Danke, keinen Kulturkampf für mich, hätte lieber Klassenkampf.
Das ist die Neuauflage von „Frauenrechte ja, aber nur für weiße Frauen“.
In 5 Jahren macht sie Events mit der FPÖ, weil sich „auch bei Unterschieden Synergien ergeben können“
Tolle Diskussionen in den Kommentaren. Da sieht man mal wieder den Durchschnittsiq.
Na, die wird sich wohl super mit Alice Weidel verstehen. Für die ist ja auch ihre eigene lesbische Beziehung in Ordnung, aber Trans? Nonbinär? Bisexuell? Alles höchst fragwürdig, aber das sind ja die „anderen“.
Das ist sowieso eins der großen Probleme der LGBTQ-Seite. Je feiner hier differenziert wird, je genauer und schärfer abgegrenzt wird, desto leichter wird es, Gruppen gegeneinander auszuspielen. Und desto schwerer wird es auch für Außenstehende, das noch irgendwie nachvollziehen und einordnen zu können.
Und dann wird sehr schnell eine Gruppe gegen andere ausgespielt für Macht und Einfluss, und weil man vielleicht die eigene Queerness akzeptiert, aber eben nicht die von anderen. Es ist einfach so dumm.
>Zweitens verleite die angeblich leichte Verfügbarkeit von Geschlechtsumwandlungen Jugendliche dazu, eher trans als schwul oder lesbisch zu werden.
Ist zwar kein direktes Zitat, also hat El-Nagashi vlt. ein anderes Wort benutzt, aber ‚zu werden‘ ist schonmal hochproblematisch.
‚leichte Verfügbarkeit‘ – in diesem Europa, von dem die Dame spricht, würde ich auch gern leben. Und abgesehen davon … wtf? Ich mein, ja, von der sozialen Akzeptanz ist Homosexualität leider auch noch nicht ganz der Knüller, aber deswegen ‚entscheidet‘ man sich doch nicht, stattdessen eine Hauptzielscheibe im Kulturkampf zu sein.

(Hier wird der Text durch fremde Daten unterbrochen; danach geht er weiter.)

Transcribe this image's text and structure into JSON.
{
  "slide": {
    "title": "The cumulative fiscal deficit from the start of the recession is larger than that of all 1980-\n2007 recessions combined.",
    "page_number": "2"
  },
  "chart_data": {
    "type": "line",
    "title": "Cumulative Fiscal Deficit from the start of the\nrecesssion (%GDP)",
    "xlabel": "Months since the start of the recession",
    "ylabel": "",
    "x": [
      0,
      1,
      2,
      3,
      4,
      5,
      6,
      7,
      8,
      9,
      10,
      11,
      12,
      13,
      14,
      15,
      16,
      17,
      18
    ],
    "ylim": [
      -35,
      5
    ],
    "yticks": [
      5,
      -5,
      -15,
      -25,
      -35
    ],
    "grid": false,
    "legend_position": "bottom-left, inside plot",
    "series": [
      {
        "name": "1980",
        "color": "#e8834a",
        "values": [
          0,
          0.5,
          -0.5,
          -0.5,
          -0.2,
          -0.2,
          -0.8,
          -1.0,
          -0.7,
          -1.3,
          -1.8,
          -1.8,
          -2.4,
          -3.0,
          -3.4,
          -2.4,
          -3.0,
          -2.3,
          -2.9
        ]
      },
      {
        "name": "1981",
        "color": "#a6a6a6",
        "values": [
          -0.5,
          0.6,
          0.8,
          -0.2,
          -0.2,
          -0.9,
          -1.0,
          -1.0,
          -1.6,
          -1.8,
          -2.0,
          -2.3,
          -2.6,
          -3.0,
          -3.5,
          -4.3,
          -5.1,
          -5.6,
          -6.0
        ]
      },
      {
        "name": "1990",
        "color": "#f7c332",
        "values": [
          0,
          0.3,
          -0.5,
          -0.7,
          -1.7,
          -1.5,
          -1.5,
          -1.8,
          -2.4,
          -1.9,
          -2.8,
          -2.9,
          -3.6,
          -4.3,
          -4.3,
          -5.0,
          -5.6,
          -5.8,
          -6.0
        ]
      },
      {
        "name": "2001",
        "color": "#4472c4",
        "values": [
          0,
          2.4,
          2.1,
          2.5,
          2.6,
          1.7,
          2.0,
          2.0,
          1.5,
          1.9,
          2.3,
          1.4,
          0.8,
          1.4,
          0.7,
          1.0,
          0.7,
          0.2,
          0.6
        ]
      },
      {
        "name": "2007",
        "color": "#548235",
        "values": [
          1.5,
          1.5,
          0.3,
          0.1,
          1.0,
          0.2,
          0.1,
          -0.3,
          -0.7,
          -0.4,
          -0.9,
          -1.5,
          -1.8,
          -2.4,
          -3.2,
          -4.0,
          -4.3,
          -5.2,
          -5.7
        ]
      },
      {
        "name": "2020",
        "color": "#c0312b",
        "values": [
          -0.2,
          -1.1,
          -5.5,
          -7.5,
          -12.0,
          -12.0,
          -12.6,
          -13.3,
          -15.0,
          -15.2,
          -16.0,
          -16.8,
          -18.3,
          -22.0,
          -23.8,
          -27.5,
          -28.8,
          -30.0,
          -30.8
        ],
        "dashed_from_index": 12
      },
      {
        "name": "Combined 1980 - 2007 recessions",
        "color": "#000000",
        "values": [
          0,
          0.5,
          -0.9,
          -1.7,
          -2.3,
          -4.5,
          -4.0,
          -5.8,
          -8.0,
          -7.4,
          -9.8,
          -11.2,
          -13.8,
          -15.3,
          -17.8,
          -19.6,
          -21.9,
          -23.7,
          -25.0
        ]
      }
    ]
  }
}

Und gleichzeitig hat sie „kein Interesse an biologischen Männern, die von sich behaupten, Lesben zu sein.“ Hä, ich dachte, Mann würde trans, um nicht schwul zu werden, wie kann eine (Trans)frau dann lesbisch sein??
Wie ich es verabscheue, wenn solcher Schwachsinn nicht einmal intern kohärent ist.